そもそも、通常のプリンターもテキストや図などのデータがないと印刷できないように、3Dプリントにも「モデルデータ」が必要。そのため、何かを作るためには自分で3Dモデリングを学習するか、ネットで販売されているデータを購入しなければならない。

想像するだけで気が遠くなってきた記者に追い打ちをかけたのが、「出力失敗(一部では『印刷の死』と表現する)」という悲劇である。

「3Dプリンターの性能にもよりますが、出力失敗はよくあります。データの一部が出力されなかったり、あるいは(私のイラストのように)出力品が途中でビルドプレート(出力品ができるプレート)から剥がれてレジンタンク(レジン※が入っている四角い容器)の中にどぼんと落ちることもあります。
私も3Dプリンターに詳しいわけではないのですが、出力に失敗する原因は様々で、3Dプリンターの設定の問題だったり、気温の問題だったり、データの問題だったりします」(Aurélienさん)
※レジン...パーツ用の、液状のプラスチック素材

ようやく出力できたパーツがレジンの沼に落ちた日には、立ち直れなくなりそうだ......。3Dプリンター、ハードすぎでは?

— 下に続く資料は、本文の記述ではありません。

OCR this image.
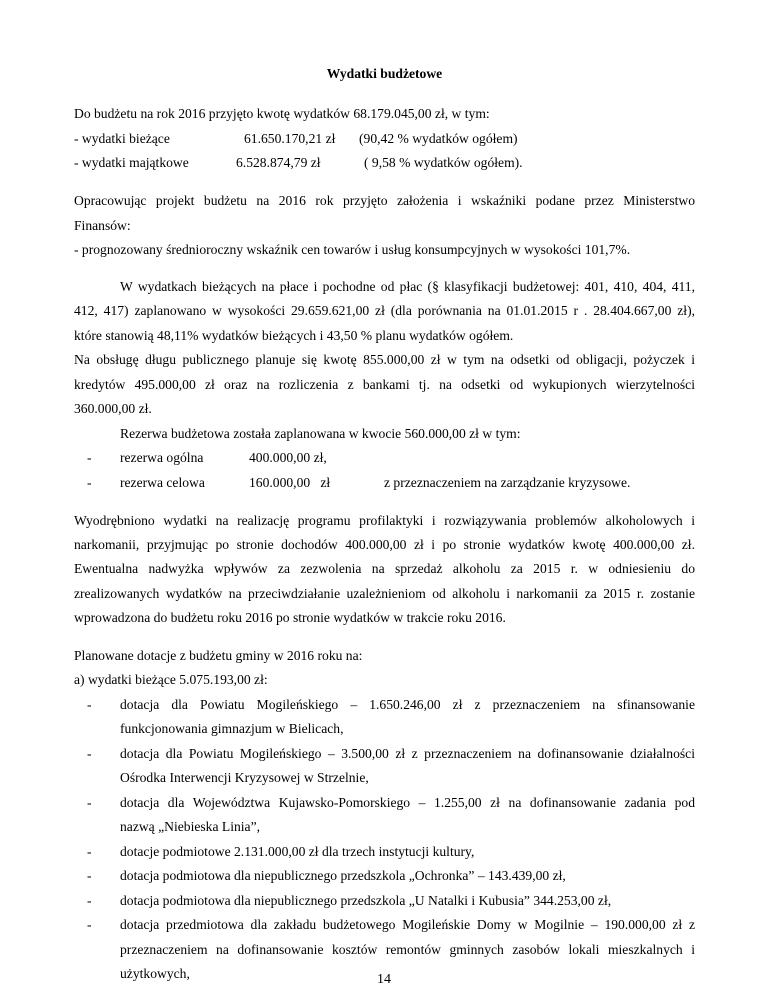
Wydatki budżetowe
Do budżetu na rok 2016 przyjęto kwotę wydatków 68.179.045,00 zł, w tym:
- wydatki bieżące	61.650.170,21 zł (90,42 % wydatków ogółem)
- wydatki majątkowe	6.528.874,79 zł	( 9,58 % wydatków ogółem).
Opracowując projekt budżetu na 2016 rok przyjęto założenia i wskaźniki podane przez Ministerstwo
Finansów:
- prognozowany średnioroczny wskaźnik cen towarów i usług konsumpcyjnych w wysokości 101,7%.
W wydatkach bieżących na płace i pochodne od płac (§ klasyfikacji budżetowej: 401, 410, 404, 411,
412, 417) zaplanowano w wysokości 29.659.621,00 zł (dla porównania na 01.01.2015 r . 28.404.667,00 zł),
które stanowią 48,11% wydatków bieżących i 43,50 % planu wydatków ogółem.
Na obsługę długu publicznego planuje się kwotę 855.000,00 zł w tym na odsetki od obligacji, pożyczek i
kredytów 495.000,00 zł oraz na rozliczenia z bankami tj. na odsetki od wykupionych wierzytelności
360.000,00 zł.
Rezerwa budżetowa została zaplanowana w kwocie 560.000,00 zł w tym:
- rezerwa ogólna	400.000,00 zł,
- rezerwa celowa	160.000,00   zł	z przeznaczeniem na zarządzanie kryzysowe.
Wyodrębniono wydatki na realizację programu profilaktyki i rozwiązywania problemów alkoholowych i
narkomanii, przyjmując po stronie dochodów 400.000,00 zł i po stronie wydatków kwotę 400.000,00 zł.
Ewentualna nadwyżka wpływów za zezwolenia na sprzedaż alkoholu za 2015 r. w odniesieniu do
zrealizowanych wydatków na przeciwdziałanie uzależnieniom od alkoholu i narkomanii za 2015 r. zostanie
wprowadzona do budżetu roku 2016 po stronie wydatków w trakcie roku 2016.
Planowane dotacje z budżetu gminy w 2016 roku na:
a) wydatki bieżące 5.075.193,00 zł:
- dotacja dla Powiatu Mogileńskiego – 1.650.246,00 zł z przeznaczeniem na sfinansowanie
funkcjonowania gimnazjum w Bielicach,
- dotacja dla Powiatu Mogileńskiego – 3.500,00 zł z przeznaczeniem na dofinansowanie działalności
Ośrodka Interwencji Kryzysowej w Strzelnie,
- dotacja dla Województwa Kujawsko-Pomorskiego – 1.255,00 zł na dofinansowanie zadania pod
nazwą „Niebieska Linia”,
- dotacje podmiotowe 2.131.000,00 zł dla trzech instytucji kultury,
- dotacja podmiotowa dla niepublicznego przedszkola „Ochronka” – 143.439,00 zł,
- dotacja podmiotowa dla niepublicznego przedszkola „U Natalki i Kubusia” 344.253,00 zł,
- dotacja przedmiotowa dla zakładu budżetowego Mogileńskie Domy w Mogilnie – 190.000,00 zł z
przeznaczeniem na dofinansowanie kosztów remontów gminnych zasobów lokali mieszkalnych i
użytkowych,	14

それでもAurélienさんが制作を続けるのはなぜだろう。

「イラストの中では『レジンがくさい』とか『パーツがあわない』とか『印刷の死』とかおもしろおかしく描きましたが、それでも3Dプリンターは夢があるし、造形が好きだし、何より楽しいからです。
以前は画面の中でしか見ることのできなかったデータが、3Dプリントされて、実際に手にとれる喜びは大きいです。3Dプリンターの技術はものすごい早さで進歩しているので、近い将来もっと楽にフィギュアができるようになると思います」(Aurélienさん)

月並みな表現になってしまうが、制作への「愛」があればこそ、困難だらけの3Dプリンターにも向き合い続けることができるのだろう。

「肉まんを食べる猫」(写真はAurélienさん提供)

自分が使うことはないと思っていたが、Aurélienさんの話を聞いてがぜん興味がわいてきた。ちょっと量販店で見てこようかな......。